The article itself is starting to take shape in my head, but it's a testament to Bruen (who I unashamedly love) that I keep getting distracted from the real reason I'm reading this book, getting lost in the darkness and the craft of the sentences. If you've never read Bruen, you must. It'll take a little getting used to his style--and Jack Taylor himself--but it's worth it. The darkness of this book comes from the sparseness of concrete details, the lack of sensory images, but I realized on this read that Bruen draws Galway not through the kind of concrete details that writers have come to expect from prose, but through people. He mentions the Romanian woman blowing on her pipe outside Easons, and I'm pretty sure I've seen her. It's through these people that he draws the character of Shop Street. It's through the winos that he draws Eyre Square. Bruen doesn't need to tell us that the hospital where the wino Padraig ends up is a bleak, horrible place--he doesn't need to tell us the color of the walls. He just needs to show the orderly giving afternoon tea and biscuits to everyone in the ward except for Padraig.

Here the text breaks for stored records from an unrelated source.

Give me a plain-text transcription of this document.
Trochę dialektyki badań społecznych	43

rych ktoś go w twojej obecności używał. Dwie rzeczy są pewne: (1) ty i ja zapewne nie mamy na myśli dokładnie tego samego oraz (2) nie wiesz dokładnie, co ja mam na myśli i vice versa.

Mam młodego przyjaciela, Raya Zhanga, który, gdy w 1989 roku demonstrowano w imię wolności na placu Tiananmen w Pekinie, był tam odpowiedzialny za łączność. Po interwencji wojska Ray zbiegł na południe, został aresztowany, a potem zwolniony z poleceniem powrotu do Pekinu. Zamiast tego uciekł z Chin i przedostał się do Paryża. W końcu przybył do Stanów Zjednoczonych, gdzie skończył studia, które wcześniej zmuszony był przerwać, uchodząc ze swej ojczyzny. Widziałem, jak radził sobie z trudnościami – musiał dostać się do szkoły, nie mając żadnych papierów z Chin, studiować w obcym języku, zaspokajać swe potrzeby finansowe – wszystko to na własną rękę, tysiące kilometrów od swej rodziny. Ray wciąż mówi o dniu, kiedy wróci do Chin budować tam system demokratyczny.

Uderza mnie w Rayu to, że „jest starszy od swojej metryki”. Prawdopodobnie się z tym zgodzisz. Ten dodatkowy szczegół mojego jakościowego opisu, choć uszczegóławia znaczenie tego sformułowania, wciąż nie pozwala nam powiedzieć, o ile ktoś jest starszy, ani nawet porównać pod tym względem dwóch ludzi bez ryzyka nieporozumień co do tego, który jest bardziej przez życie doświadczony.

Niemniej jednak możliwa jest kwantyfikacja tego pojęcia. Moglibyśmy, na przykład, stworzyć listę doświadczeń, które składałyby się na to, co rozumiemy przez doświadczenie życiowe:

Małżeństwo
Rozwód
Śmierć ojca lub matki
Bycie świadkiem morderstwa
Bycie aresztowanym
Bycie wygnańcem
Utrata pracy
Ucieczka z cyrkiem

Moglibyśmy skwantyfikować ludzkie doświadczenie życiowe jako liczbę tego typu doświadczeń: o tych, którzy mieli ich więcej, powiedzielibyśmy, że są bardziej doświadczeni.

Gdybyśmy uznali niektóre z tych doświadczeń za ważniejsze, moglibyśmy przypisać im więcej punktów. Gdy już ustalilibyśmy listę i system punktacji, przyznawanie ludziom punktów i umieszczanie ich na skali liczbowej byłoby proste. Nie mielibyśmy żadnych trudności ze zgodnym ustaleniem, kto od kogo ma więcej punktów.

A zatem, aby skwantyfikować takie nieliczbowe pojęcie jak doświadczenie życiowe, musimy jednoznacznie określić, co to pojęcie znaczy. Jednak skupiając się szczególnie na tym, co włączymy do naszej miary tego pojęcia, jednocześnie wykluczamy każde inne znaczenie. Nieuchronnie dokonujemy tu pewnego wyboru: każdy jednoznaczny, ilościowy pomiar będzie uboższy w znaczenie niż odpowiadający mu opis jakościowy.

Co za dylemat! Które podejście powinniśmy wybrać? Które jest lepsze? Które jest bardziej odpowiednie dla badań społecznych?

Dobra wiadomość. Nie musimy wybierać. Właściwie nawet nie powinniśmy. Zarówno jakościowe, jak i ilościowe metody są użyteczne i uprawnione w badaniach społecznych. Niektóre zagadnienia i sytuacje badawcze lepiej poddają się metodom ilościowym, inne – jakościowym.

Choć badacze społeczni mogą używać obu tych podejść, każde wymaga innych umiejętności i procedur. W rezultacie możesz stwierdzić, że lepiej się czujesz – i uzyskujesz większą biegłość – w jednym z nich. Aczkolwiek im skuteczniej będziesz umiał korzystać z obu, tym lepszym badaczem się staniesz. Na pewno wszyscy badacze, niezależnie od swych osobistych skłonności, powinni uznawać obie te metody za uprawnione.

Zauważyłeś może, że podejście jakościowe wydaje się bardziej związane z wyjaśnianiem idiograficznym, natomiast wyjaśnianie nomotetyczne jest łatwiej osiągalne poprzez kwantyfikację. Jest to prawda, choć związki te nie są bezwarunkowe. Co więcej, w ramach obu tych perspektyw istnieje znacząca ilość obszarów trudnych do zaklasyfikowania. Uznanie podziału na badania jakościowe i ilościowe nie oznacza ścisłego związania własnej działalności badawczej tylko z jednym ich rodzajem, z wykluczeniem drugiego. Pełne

And then, when you get lulled into the hard quality of what Desi Kenny called "machine gun prose," most of which is contain in Hemingway-spare dialogue, then Bruen hits you with moments like this: "He was one of those skull smokers. Sucked the nicotine in so hard it made his cheekbones bulge. He blew out the smoke with a deep sigh. Whether contentment or agony, it was a close call" (165). Then you just have to sit back and breathe for a while, because he's just knocked the air from you. Sentences are amazing, powerful, beautiful things that should never, ever be underestimated. And this is why. This is why we read. This is why we write.
Thinking about the movement between natural and built environments, where the sunshine is something to be avoided and feared, where the entire nature of the narrative is set up in the first lines of the second chapter: “There are no private eyes in Ireland. The Irish wouldn’t wear it. The concept brushes perilously close to
the hated ‘informer.’ You can get away with most anything except ‘telling’ (5). The places so important to the development of characters and development of plots are essential to the Irish peculiarities of telling and not-telling. Storytelling and secret-keeping. What we tell and what we don't tell. And as I'm thinking more specifically about this novel right now, the three main places this story hangs on--various pubs, Rahoon Cemetery, and Nimmo's Pier--each represent a facet of telling or not telling.
Love it.
I'm going to reread other Bruen novels in the course of my work on this article, but I'm feeling good about this start. And it reminds me why I like to read crime fiction, especially in the wake of Newtown, when I didn't think I could handle any mention of violence--crime fiction gives readers closure, if not a happy ending, then a mending of the rips and tears and gashes that the crime caused. Whether there's justice or revenge at the end of a novel, that pinhead is ready for the angel's disco. But the good guys generally win--or win something--at the end. And sometimes that's what we need.